BMA reveals the realities for general practice in Northern Ireland

Around 75% of Northern Irish practices said they ‘are struggling’ and a further 10% reveal they are ‘unable to cope’, a BMA report has found, with GP leaders warning that we have ’passed the sticking plaster stage’.

The report - called General Practice in Crisis - also reveals that demand has rocketed, with a 66% increase in patient contacts between 2003/04 to 2013/14.

The report stresses that smaller rural practices are the most affected, with 75% of practices in County Fermanagh at risk of closure.

The Northern Ireland GPC is putting forward a rescue plan in order to explore the situation in greater depth to put pressure on the DH and other bodies.

The report also revealed that:

  • Administrative workload processed rose by 115% and lab tests performed per patient increased by 216% between 2003/04 and 2013/14;
  • The overall vacancy rate was 14%, with struggling practices closer to 27%;
  • 25% of GPs are of retirement age;
  • 56% say that they experience difficultly when applying for annual leave;
  • 76% say that there work life balance is affected.

Dr Tom Black, chair of the NI GPC, said: ‘For now I would say that I would be concerned that we could lose 20 practices through closure in Northern Ireland this year out of a total of 349. This problem will be particularly severe in rural and border areas and I would expect more than half of the practices in Co Fermanagh to close in the next 5 years.
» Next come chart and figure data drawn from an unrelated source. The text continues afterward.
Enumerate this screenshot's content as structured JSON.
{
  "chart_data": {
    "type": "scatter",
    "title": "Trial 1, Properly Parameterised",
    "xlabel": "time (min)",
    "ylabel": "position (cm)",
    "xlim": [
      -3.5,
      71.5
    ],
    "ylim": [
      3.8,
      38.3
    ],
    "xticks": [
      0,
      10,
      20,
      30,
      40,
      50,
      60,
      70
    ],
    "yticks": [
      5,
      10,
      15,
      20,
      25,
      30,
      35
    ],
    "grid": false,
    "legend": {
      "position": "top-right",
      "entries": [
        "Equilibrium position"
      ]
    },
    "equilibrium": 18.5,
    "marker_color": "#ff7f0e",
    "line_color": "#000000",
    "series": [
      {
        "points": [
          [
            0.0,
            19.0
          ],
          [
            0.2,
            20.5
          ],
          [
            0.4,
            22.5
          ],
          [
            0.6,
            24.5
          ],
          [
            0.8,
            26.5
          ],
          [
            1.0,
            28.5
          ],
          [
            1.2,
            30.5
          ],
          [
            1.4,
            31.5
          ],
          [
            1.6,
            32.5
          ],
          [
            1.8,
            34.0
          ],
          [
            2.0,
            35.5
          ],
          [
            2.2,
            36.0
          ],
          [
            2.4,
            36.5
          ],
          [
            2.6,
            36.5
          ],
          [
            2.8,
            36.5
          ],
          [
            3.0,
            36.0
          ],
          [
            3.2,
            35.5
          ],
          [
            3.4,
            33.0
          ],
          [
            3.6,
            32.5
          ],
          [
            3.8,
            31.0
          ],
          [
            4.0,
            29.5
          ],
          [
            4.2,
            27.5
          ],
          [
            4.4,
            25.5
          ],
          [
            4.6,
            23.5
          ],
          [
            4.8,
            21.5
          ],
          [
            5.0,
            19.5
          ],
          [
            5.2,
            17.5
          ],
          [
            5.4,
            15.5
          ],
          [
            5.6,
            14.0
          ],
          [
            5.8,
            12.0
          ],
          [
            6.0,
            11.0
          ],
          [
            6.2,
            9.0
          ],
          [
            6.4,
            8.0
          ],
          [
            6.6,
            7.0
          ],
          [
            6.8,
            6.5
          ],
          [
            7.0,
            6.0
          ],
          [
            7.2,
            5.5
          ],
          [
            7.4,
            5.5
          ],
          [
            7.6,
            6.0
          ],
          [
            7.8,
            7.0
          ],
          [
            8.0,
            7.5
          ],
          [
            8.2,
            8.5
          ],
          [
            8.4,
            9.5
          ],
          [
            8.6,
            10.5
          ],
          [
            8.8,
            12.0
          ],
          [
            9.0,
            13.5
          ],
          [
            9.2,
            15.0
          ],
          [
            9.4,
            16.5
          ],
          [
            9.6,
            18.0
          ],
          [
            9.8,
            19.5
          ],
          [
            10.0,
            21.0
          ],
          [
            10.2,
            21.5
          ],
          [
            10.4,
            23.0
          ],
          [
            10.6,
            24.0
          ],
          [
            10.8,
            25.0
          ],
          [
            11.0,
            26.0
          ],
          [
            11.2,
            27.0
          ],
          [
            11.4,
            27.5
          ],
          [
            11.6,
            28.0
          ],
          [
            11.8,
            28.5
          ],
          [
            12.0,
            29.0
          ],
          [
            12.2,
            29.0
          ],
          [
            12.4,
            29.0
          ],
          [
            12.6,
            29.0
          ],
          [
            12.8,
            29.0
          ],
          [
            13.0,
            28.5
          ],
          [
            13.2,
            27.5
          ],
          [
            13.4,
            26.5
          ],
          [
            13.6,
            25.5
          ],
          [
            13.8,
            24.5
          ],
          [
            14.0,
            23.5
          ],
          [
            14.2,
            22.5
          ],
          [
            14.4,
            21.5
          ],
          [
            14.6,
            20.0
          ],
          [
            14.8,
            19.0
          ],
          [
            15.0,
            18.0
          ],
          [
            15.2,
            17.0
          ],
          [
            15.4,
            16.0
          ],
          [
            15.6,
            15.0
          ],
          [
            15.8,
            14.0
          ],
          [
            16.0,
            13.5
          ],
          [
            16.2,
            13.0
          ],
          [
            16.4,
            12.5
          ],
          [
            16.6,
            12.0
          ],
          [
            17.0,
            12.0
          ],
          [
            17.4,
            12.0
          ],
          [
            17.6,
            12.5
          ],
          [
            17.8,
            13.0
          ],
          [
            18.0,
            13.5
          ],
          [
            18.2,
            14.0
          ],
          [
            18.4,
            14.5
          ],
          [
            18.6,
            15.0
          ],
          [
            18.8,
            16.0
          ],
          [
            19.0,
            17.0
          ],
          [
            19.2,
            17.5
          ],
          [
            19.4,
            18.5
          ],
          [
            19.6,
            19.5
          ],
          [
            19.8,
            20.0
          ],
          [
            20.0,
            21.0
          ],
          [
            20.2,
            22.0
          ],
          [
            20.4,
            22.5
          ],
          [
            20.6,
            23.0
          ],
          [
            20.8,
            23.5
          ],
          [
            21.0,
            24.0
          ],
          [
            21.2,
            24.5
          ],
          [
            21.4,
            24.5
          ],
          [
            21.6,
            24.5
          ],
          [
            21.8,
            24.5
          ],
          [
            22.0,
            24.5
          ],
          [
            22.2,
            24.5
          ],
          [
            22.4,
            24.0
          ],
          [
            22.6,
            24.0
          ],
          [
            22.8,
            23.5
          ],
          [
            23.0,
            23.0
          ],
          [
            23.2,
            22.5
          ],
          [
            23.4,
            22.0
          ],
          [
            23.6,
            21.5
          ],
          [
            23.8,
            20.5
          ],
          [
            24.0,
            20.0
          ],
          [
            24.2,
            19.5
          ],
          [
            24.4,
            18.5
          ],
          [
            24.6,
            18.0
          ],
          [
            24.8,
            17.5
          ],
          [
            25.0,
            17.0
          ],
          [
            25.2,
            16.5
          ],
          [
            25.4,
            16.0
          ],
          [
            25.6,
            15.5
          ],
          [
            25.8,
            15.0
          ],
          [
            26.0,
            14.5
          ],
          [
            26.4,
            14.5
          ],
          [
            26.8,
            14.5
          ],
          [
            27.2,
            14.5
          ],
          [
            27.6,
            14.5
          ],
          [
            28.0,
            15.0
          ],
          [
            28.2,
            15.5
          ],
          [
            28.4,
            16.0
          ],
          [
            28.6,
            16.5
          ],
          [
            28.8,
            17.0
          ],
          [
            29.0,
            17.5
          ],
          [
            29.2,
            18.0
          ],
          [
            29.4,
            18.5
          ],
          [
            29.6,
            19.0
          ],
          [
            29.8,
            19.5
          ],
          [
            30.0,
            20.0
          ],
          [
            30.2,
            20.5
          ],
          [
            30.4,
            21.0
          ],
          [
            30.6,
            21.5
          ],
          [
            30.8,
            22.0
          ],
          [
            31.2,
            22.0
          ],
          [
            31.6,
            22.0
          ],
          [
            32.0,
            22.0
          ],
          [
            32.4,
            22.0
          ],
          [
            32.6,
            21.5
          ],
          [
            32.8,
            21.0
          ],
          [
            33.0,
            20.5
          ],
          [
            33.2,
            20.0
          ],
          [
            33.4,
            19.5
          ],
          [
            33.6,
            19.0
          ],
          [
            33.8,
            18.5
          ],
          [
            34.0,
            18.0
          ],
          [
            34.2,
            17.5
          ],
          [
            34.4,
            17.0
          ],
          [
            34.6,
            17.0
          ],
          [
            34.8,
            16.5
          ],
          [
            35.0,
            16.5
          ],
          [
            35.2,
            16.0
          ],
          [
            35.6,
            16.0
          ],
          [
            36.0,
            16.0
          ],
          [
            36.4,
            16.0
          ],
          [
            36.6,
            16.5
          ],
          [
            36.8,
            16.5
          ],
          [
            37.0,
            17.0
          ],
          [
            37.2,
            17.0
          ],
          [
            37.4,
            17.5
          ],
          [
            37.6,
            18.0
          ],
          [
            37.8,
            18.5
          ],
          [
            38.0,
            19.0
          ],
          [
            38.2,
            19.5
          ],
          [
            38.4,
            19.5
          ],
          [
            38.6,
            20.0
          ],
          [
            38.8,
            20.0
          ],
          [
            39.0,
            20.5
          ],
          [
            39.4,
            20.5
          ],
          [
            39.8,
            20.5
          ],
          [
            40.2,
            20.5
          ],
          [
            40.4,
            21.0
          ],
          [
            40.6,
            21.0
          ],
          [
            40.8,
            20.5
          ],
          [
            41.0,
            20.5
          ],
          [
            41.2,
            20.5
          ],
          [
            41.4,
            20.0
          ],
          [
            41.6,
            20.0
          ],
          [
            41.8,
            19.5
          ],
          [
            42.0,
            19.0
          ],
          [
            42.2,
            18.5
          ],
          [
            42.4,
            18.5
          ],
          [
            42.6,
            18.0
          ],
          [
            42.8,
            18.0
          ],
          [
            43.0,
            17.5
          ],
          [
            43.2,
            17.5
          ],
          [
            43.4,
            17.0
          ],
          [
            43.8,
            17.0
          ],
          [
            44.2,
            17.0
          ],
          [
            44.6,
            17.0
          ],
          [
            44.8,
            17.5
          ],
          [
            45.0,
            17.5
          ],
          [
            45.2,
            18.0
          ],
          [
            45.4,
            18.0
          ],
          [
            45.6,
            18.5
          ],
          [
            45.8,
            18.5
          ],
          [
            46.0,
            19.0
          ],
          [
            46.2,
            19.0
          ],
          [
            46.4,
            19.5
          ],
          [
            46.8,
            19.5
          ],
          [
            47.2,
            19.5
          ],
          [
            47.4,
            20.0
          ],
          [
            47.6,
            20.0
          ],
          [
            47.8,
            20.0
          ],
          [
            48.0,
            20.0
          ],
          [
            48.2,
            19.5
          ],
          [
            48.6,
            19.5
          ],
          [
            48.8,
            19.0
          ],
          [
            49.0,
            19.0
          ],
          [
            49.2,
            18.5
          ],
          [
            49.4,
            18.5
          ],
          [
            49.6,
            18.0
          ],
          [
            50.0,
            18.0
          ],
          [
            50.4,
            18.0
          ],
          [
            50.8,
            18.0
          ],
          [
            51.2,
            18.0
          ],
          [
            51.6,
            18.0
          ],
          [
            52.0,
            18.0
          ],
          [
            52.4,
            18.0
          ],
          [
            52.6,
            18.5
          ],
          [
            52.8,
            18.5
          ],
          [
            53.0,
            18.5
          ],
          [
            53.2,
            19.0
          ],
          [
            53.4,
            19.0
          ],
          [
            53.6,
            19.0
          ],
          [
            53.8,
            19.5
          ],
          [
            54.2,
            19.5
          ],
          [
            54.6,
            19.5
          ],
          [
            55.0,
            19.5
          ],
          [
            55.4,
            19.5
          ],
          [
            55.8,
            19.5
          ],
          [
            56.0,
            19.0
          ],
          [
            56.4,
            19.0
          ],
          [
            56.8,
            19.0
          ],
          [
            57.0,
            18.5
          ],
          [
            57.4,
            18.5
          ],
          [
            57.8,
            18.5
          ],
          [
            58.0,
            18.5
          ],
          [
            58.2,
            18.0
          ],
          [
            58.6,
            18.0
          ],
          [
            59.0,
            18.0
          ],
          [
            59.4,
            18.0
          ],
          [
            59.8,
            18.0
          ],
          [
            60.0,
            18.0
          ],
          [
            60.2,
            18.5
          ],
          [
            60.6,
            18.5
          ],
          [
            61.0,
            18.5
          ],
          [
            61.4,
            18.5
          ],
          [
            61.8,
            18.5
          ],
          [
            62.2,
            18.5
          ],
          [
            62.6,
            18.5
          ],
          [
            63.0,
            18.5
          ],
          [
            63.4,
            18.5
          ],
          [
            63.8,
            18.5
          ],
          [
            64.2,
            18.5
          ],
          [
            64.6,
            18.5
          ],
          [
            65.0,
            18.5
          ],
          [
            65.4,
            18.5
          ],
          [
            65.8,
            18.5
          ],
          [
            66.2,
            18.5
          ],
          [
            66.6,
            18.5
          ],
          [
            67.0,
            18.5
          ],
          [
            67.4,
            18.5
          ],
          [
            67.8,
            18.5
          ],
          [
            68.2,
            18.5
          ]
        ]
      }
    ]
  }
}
’The background to this is that Northern Ireland has had chronic underfunding in general practice for the last 10 years and we now have the highest workload, the smallest GP workforce per capita and the lowest funding of any of the four UK countries.’


Readers' comments (1)

  • Mr Mephisto

    Unfortunately we seem to have a case of “meet the new boss – same as the old boss”. Our new Health Minister has decided to launch her new brief with the standard “something must be done about waiting lists”. She has obviously learnt nothing from her predecessors. Ploughing all of your resources into secondary care whilst starving primary care has failed to work up until now – why does she think it will work this time around? As the saying goes doing the same thing repeatedly and expecting a different outcome is just plain stupid. Waiting lists will be a relatively minor problem once general practice collapses and vast tracts of the country end up un-doctored. Within five years there will be no doctors in any of the rural border areas including in the ministers own constituency. Unless Professor Bengoa and his new commission are allowed to make the changes that must be made to unbalanced “secondary care above all” system we are doomed and the assembly will have failed in the primary role of government- providing health care for its people.